Kültür değişimine öncülük etmeye çalışan liderlerin birçoğu yanlış araçları kullanıyor. Dünya çapında 7 bin 500’den fazla çalışanı ve yaklaşık 200 İK lideriyle anketler ve 100 İK lideriyle detaylı görüşmeler yapmış Gartner, liderlerin kültürü dönüştürmeye çalışırken başvurduğu en etkili (ve en etkisiz) yolları belirleyen bir rapor sundu. Raporda başarı oranlarını artırmak için üç hatadan kaçınmaları gerektiği öneriliyor.
Kültürü tanımlamak için basit sıfatlar kullanmayın.

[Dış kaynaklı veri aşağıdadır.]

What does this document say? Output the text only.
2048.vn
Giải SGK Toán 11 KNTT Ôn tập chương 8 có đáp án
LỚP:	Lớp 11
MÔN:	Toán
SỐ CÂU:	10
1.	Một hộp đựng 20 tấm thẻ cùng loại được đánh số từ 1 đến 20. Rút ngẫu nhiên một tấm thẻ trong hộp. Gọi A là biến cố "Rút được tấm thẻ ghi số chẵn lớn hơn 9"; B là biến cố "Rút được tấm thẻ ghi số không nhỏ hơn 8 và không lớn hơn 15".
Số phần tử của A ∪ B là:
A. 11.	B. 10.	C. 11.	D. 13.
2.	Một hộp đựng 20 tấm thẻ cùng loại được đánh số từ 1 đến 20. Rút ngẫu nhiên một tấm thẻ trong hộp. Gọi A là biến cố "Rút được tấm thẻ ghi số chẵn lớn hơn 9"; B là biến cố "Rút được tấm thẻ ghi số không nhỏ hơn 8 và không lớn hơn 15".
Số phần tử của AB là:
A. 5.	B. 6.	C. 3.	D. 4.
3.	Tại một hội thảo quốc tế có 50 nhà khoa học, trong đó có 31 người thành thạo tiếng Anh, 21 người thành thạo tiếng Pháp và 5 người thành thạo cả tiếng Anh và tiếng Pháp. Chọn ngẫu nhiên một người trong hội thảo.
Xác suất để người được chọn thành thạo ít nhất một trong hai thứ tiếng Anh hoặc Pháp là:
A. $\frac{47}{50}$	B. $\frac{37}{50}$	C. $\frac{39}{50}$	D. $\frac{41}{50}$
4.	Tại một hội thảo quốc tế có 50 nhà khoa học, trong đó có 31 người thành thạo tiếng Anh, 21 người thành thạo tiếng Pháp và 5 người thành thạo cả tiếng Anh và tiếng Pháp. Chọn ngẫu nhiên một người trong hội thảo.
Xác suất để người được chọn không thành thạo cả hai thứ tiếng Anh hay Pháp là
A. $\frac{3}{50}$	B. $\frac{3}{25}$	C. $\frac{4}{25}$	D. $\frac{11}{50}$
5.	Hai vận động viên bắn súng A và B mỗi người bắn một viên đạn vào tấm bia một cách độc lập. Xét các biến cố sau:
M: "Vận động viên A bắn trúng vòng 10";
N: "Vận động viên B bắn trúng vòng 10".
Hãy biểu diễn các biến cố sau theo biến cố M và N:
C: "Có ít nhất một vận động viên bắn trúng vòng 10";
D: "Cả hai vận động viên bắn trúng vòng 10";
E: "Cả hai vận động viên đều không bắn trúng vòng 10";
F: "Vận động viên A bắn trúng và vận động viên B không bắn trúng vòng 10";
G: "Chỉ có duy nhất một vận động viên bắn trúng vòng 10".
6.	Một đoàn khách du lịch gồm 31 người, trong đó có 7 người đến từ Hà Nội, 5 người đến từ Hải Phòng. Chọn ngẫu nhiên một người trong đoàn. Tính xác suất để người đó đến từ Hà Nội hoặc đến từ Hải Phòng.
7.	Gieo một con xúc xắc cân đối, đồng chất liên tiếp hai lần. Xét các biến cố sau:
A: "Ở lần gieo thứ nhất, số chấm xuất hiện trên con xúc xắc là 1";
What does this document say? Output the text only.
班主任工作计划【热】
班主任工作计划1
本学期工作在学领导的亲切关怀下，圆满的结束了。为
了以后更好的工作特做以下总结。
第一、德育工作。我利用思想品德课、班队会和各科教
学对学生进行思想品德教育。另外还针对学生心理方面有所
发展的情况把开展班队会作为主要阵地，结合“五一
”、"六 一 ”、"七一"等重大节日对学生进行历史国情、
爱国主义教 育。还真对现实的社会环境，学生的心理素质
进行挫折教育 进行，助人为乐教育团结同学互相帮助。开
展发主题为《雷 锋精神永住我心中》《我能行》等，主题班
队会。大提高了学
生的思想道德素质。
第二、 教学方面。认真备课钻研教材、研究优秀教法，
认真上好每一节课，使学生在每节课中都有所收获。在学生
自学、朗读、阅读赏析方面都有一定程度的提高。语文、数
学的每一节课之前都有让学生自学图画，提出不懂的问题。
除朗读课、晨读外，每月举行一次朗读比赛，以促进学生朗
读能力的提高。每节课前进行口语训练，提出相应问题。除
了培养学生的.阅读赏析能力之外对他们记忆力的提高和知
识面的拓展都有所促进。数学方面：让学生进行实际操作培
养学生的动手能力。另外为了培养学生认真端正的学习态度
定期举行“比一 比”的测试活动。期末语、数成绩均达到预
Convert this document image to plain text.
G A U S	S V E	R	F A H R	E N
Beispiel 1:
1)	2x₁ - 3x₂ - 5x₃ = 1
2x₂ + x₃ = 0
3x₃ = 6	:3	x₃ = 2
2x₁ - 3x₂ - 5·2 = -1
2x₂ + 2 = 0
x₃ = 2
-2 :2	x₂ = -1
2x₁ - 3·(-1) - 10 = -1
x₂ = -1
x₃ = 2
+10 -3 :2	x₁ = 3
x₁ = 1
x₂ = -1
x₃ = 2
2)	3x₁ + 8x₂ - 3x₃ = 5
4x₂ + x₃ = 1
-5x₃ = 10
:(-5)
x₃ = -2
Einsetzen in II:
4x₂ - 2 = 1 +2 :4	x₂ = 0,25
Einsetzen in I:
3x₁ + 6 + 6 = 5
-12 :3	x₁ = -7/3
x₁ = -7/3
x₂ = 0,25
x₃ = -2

Liderler kültürün karmaşık ve tarif etmesi zor doğası yüzünden jenerik, aşırı kullanılmış bir sıfat grubuna başvuruyor: Kültürlerin yüksek performanslı, işbirlikçi, yenilikçi, müşteri odaklı, girişimci, sonuç odaklı veya şeffaf olduğu söyleniyor. Gartner gelir hedeflerine doğru ilerlerken bu sözcükleri kullanan şirketlerin, birbirleriyle kıyaslandığında etiketlerden kaynaklanan hiçbir avantaja sahip olmadıklarını belirtti. Bunun bir nedeni şu: Genellikle seçilen kelime, şirketin gerçekte nasıl çalıştığı ile çelişiyor. Gartner’ın araştırmadan sorumlu yönetici başkan yardımcısı Bryan Kurey buna söyle/yap açığı adını veriyor: Çalışanlar, liderlerin kültürel hedeflerini iki yüzlü bir davranış olarak görüyor.
Hedeflenen kültürü tek bir sıfat kullanarak betimlemek yerine önemli bir noktasını açıklayarak gösterin. Kurey, “Gerginlik, şimdiki ve ideal gerçeklerin kesişimi ve bunların günden güne nasıl değiştiğiyle ilgilidir” diyor. Kaynaklarının ve çalışanlarının yüzde 80’ini mevcut ürün hatlarına tahsis eden bir işletmenin, bir “inovasyon kültürü” yaratma isteğinden bahsetmesi hayali ve erişilemez görülebilir. Bunun yerine CEO şöyle bir yaklaşım göstermeli: “Biz mevcut işlerimizi büyütmeyi ve bunlardan kâr elde etmeyi hedeflerken aynı zamanda bir inovasyon kültürünü de destekliyoruz.”
Çoğu şirkette göze çarpan diğer gerilimler arasında şunlar sayılabilir: Çalışanların refahı ve iş-yaşam dengesinin korunması, kısa ve uzun vadeli hedeflere ulaşılması, sonuç ve hesap verilebilirliğe önem verme vurgusu. Bu tür gerilimlerin farkında olan çalışanlar liderlerin bir davranış şeklini benimseyip farklı davranmasıyla ortaya çıkabilecek hayal kırıklığını önler.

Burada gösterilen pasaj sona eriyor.